The biblical imperative "Bakesh shalom v'radfehu" (seek peace and pursue it) came to mind the other morning as I awoke to a local news story that nauseated me.
The story concerns a blatantly Islamophobic birthday card produced by Noble Works and sold locally. It features a hijab-wearing Muslim doll along with several incendiary phrases, overtly linking anyone who wears the traditional female Muslim head covering to terrorism. (Traditionally observant Muslim and Jewish women share the custom of covering their hair.)
There's no dearth of stories that enrage, nauseate, terrify, disgust, or make me just want to stay in bed; this one struck close to home because, unlike the slaughter in Syria or many other world problems, you and I can do something about this.
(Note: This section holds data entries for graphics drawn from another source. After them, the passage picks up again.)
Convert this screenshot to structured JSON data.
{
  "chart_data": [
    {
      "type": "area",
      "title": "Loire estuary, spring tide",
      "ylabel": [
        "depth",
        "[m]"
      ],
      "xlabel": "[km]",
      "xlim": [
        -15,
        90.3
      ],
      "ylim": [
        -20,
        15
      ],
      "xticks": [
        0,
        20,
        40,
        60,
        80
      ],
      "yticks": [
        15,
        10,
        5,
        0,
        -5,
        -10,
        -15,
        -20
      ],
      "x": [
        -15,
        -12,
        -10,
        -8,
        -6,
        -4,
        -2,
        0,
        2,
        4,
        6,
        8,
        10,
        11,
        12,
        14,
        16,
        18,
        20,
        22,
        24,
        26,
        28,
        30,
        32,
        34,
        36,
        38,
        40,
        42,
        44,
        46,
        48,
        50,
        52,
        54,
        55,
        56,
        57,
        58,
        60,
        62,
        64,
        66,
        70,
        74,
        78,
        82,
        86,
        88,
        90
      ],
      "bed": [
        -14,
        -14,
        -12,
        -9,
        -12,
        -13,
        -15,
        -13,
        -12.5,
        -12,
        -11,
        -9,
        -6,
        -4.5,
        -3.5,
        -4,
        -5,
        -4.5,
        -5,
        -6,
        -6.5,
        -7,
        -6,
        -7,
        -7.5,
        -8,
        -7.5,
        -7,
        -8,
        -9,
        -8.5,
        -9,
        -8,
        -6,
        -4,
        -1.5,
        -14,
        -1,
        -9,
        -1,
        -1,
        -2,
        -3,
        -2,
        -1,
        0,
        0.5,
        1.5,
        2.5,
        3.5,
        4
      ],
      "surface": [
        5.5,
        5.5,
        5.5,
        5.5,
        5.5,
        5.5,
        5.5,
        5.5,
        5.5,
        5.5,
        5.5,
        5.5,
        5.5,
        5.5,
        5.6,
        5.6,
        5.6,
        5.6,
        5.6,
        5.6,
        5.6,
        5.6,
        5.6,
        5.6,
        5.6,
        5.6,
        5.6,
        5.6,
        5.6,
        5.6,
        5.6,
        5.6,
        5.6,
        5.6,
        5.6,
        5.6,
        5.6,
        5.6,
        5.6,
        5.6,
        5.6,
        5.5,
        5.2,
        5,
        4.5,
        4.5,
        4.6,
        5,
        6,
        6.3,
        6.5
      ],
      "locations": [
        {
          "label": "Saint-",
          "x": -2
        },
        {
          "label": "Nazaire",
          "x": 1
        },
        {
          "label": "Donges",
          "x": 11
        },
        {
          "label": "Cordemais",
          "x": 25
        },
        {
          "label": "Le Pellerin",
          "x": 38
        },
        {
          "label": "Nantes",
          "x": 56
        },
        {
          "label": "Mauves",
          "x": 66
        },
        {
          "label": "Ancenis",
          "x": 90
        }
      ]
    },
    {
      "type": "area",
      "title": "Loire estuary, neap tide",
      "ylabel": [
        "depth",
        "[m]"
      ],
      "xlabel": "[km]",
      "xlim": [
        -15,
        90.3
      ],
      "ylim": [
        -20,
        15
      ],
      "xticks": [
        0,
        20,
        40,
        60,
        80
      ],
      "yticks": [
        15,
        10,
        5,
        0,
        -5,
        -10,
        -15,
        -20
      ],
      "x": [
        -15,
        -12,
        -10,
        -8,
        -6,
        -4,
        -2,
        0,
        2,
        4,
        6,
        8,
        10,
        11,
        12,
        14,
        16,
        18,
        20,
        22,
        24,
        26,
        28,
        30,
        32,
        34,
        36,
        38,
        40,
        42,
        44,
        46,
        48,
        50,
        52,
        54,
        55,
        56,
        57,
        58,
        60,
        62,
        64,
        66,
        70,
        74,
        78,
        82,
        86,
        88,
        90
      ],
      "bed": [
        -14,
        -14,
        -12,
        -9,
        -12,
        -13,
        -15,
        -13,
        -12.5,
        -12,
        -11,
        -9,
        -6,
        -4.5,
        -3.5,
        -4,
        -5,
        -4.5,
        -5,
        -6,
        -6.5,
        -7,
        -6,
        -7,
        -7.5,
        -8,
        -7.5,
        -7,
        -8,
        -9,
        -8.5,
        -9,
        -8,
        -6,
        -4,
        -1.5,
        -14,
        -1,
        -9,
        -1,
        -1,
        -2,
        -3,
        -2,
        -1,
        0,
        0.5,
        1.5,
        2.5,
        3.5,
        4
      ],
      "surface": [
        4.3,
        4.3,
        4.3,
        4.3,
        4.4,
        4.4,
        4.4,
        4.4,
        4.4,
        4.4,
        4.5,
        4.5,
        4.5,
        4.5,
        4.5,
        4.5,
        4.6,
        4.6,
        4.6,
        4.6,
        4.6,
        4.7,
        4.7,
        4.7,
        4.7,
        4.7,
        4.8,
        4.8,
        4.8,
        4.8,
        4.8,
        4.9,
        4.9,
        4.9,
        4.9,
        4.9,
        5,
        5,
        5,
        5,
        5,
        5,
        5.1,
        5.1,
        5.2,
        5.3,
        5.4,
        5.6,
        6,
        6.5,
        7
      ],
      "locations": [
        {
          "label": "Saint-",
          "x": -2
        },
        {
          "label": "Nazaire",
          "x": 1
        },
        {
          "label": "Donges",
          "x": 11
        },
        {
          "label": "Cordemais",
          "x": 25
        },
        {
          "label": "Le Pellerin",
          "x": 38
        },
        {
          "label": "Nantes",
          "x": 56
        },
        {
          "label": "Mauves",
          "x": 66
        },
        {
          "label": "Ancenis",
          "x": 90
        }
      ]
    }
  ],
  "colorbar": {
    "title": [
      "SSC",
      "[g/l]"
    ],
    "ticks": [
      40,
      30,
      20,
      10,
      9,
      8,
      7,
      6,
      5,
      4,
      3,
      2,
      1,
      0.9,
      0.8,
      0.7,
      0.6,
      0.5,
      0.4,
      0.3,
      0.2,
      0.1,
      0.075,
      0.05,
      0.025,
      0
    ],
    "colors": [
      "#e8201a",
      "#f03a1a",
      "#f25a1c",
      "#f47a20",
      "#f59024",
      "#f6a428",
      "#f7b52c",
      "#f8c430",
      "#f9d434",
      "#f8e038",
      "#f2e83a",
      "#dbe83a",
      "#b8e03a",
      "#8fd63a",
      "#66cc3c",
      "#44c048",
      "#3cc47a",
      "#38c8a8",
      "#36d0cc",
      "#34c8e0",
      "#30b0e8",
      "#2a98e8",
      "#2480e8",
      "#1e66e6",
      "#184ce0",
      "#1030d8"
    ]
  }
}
We can be mindful of what we see on the shelves of stores selling greeting cards that cross the line of civility, and other public displays of bigotry. We must make our voices heard respectfully whenever we feel that something we see endangers the core values of our society.
This card, by directly linking traditional Muslim dress to terrorism, is totally objectionable in an open, diverse and pluralistic society. People of good conscience should oppose it for the same reasons they should oppose cartoons riddled with anti-Semitic imagery, such as appear all too often in newspapers around the world (and especially in the Middle East).
Is the card protected under First Amendment rights? Yes. Can a stationery story sell such a card legally? Yes.
But is it good for us as Americans--be we Jews, Muslims, or Christians; of African, Asian, or Latin descent; straight or gay--to acquiesce to dangerous stereotypes of "the other," whoever he or she may be, bandied about as though hateful words and images have no consequences? NO!
I am in regular discourse with Muslim Americans of faith, who share the same values as I do when it comes to the kind of society in which we both wish not only to live, but to live and let live. Proud Americans of all faiths must be vigilant if we are to preserve a society ruled by law, where people are judged, as Dr. Martin Luther King Jr. said, "not by the color of their skin [or whether or not they wear a kippah or for that matter, a hijab] but by the content of their character."
The anti-Muslim card is a gratuitous, opportunistic, and disgusting display of fear mongering. For Jews it offends our ethical values and insults our collective memory. We know, better than many, how slippery the slope can be from hate speech to violence.
The purveyors of hateful message targeting a specific group may have the right to peddle their brand of pornography in public. Those who recognize it for what it is have the responsibility to raise our voices in protest. That is the best way I know to seek peace and pursue it.